Research objectives translate the general purpose of a study into clear, specific and often measurable aims. They highlight what outcomes the researcher expects to achieve, such as describing patterns or testing relationships. Well framed objectives help in choosing appropriate methods, tools and analyses. Hence, the specific statements indicating what the researcher intends to accomplish are called research objectives.
Option A:
Assumptions are conditions taken for granted as true without proof and form the logical basis of the study. They do not state what the researcher plans to accomplish but rather underpin the reasoning of the investigation.
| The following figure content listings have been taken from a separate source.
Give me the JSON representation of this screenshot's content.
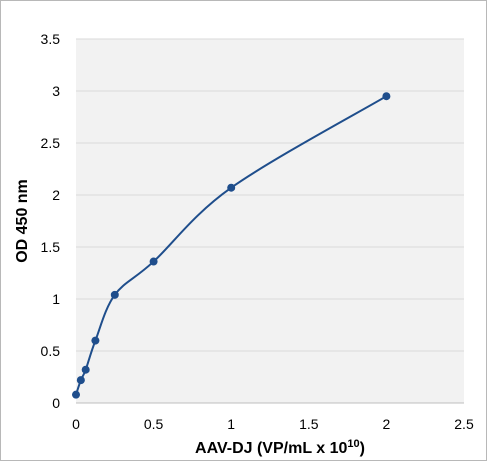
{
  "chart_data": {
    "type": "line",
    "title": "",
    "xlabel": "AAV-DJ (VP/mL x 10",
    "xlabel_superscript": "10",
    "xlabel_suffix": ")",
    "ylabel": "OD 450 nm",
    "xlim": [
      0,
      2.5
    ],
    "ylim": [
      0,
      3.5
    ],
    "x_ticks": [
      "0",
      "0.5",
      "1",
      "1.5",
      "2",
      "2.5"
    ],
    "y_ticks": [
      "0",
      "0.5",
      "1",
      "1.5",
      "2",
      "2.5",
      "3",
      "3.5"
    ],
    "grid": "horizontal",
    "plot_background": "#f2f2f2",
    "grid_color": "#d9d9d9",
    "series": [
      {
        "color": "#1f4e8c",
        "smooth": true,
        "x": [
          0,
          0.03125,
          0.0625,
          0.125,
          0.25,
          0.5,
          1,
          2
        ],
        "y": [
          0.08,
          0.22,
          0.32,
          0.6,
          1.04,
          1.36,
          2.07,
          2.95
        ]
      }
    ]
  }
}
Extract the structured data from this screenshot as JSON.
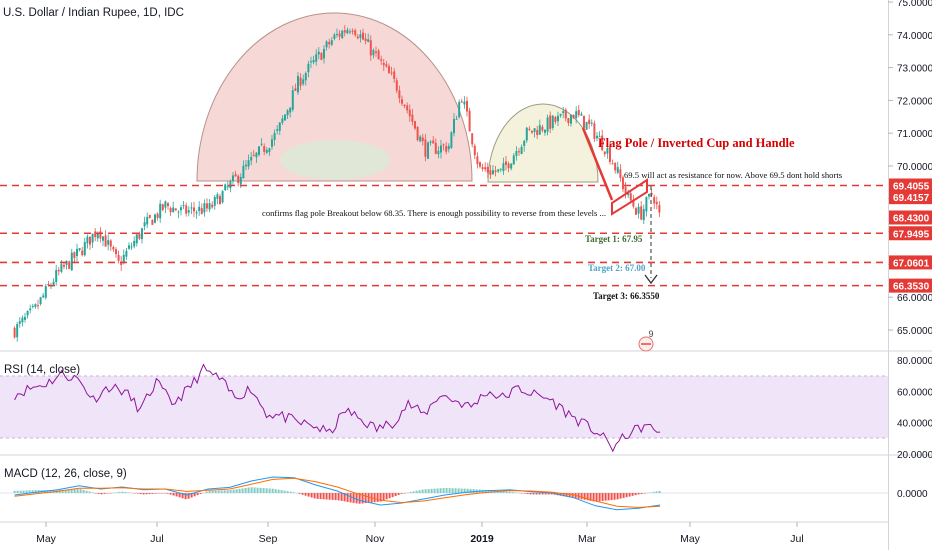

Therefore, assumptions cannot be equated with measurable aims.
Option B:
Delimitations refer to the boundaries that the researcher sets with respect to scope, variables or context. They indicate what the study will not cover rather than what it seeks to achieve. Thus, delimitations do not represent the specific measurable aims of the study.
Option C:
Research objectives break the broader purpose into operational parts that can be pursued with available resources and methods. They direct sampling, instrument construction and data analysis because they clarify exactly what evidence is needed. For this reason, they correctly complete the stem.
Option D:
Research questions are interrogative statements that guide inquiry, but they are not always formulated in directly measurable terms. Objectives often convert these questions into action-oriented and assessment-ready statements. Therefore, research questions are related but not identical to the specific measurable statements asked for in the stem.